MONTICELLO — Thanks to donors — and volunteers willing to get their hands dirty — the re-planting of Norway Spruce trees along the Allerton Park and Retreat Center Evergreen Allée is ahead of schedule.
Five volunteers helped Allerton Assistant Facilities Manager Micah Putnam get a good number of trees in the ground the morning of March 29.
And they made good time.
“We planted 30 trees. We got them all in the ground in about two-and-a-half hours,” Putnam said.
It is the third year of a long-range plan to replace trees that were dying or lost during storms. Five Evergeen Allée trees were victims in a 2020 storm, 50 at the park overall.
The project has planted about 90 trees in three years, about halfway to its goal. An adopt-a-tree program that encouraged patrons to donate $225 for each new tree has helped accelerate the project, which originally was estimated to take as long as a decade.

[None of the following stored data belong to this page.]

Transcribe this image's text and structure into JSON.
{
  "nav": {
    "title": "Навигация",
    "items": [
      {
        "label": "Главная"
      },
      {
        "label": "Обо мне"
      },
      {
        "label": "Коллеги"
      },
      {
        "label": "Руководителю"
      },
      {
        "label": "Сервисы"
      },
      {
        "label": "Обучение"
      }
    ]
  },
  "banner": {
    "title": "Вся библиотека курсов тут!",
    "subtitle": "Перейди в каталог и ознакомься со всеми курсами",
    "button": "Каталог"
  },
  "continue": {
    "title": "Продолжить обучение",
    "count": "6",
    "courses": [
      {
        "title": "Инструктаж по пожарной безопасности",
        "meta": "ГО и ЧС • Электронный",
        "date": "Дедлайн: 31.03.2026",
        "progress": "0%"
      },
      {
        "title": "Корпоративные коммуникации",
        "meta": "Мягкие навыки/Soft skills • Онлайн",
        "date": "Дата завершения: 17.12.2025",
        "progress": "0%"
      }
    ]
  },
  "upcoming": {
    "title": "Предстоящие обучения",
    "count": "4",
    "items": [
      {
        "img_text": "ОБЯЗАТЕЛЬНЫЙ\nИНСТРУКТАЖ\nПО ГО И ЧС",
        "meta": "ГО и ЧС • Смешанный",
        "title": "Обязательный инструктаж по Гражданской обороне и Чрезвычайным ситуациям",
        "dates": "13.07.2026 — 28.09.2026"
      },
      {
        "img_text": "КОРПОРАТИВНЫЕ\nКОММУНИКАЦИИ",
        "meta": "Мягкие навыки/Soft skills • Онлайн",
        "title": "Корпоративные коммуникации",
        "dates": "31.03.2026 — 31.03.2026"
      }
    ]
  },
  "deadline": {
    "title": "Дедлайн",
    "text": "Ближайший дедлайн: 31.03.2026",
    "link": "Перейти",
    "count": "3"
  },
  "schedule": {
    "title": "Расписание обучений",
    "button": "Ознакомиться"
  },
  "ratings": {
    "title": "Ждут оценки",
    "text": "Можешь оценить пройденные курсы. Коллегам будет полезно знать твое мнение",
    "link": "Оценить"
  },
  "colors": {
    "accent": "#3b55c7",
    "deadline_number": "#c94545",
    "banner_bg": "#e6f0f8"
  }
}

The Evergreen Allée on Old Levy Road is one of the first impressions visitors get when they enter the park through its main entrance off of Allerton Road. Once that entrance reopened in 2012, ‘sprucing’ up the roadway became a focus.
“It’s this grand entrance. It’s very impressionable,” Putnam said.
It will take a while for the trees to reach their full height — some of the current ones are 110 feet tall. Depending on climate, they grow at a rate of 13 to 24 inches per year.
The most recent tree planting was easier for some volunteers than others. Putnam said he got nine in the ground, mainly because he did not hit any root remnants.
“Some of these other volunteers hit these tree roots, and it took 40 minutes to plant one tree.”